DÜNYAYI KEMİREN VİRÜS, İNSAN

Dünya üzerinde milyonlarca canlı barındıran bir gezegen ve insanlar bu kadar bol çeşitliliğin olduğu bir gezegende hak ettiğinden fazla yer kaplıyor. 

Azalarak bitmemiz gerekiyor aslında.

Ölmemek için bu kadar direnmek işe yaramıyor, her şey daha kötüye gidiyor. Bunu yeni yıla girmemize iki hafta kala, bir cumartesi, 20 derece İstanbul’da tshirtle gezerken eşimle konuşuyoruz. Gezegeni sadece bize aitmiş gibi perişan ettik. Aralık’ta tshirtle gezmek nedir?

Aslında ben memnunum bundan, ölene kadar baharcıyız o başka. Küresel ısınma anlamında ise hal tam kepazelik. Yoksa ılık bir Aralık gününe uyanmak, sokak hayvanlarının perişan olmadığını, soğuktan titremediğini görmek beni çok mutlu ediyor, yalan değil.

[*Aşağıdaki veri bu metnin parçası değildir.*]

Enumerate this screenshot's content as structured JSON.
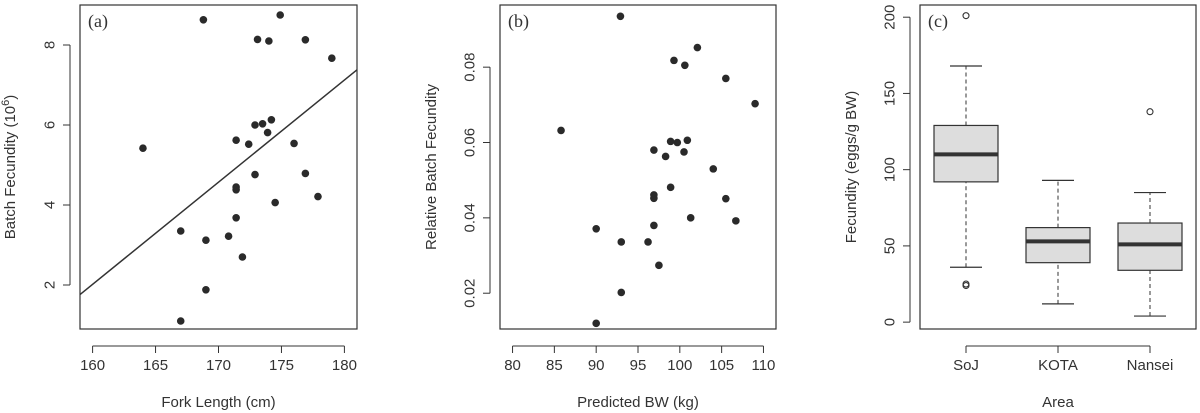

Uygunsuz bulduğumuz, kısım insanların dünyayı kanser gibi yiyor olması. 

Herhangi bir hayvanı düşünün. Şuraya beton dökeyim, şuradan dükkan alayım, şurada inşaata başlayayım, şurdan çocuğa ev alayım, araba alayım, bir araba daha alayım, çocuğa da alayım, ağaç mı, kuşlar konuyor, altına park ettiğim arabaya pisliyor, keseyim….

Uzatırım daha da uzatmaktan sıkıldım.

Var mı böyle bir canlı türü insandan başka. 

Mahvettik ortalığı. Bitmiyoruz da. Tıp ne yazık ki lehimize çalışıyor. Ölmüyoruz da. Böyle ortalığın içine ederek yaşıyoruz hep beraber. Sürekli ürüyoruz, çoğalıyoruz. Kanser işte. Aynı. Bu gezegenin kanseri de insan. 

Bugün kendi kendime düşündüm de, nasıl olacak acaba? Dünyayı daha nasıl, ne kadar daha çirkinleştireceğiz acaba? Daha ne kadar ihanet edeceğiz yaşadığımız bu gezegene.

Tanrıyla röportaj yapma şansım olsaydı kendisine somayı çok istediğim şeyler var. Sorardım;

–       Memnun musunuz eserinizden? En sevdiğim kendimden üfleyip oluşturdum dediğinizin vaziyetinden memnun musunuz?

–       Böyle olacağını bile bile niye inat ettiniz? İnsanlar dışında geri kalan her şey olsa burası izlemesi daha keyifli bir alan olmaz mıydı? 

–       Tekrar başlayacak olsanız yine insanı yapar mısınız?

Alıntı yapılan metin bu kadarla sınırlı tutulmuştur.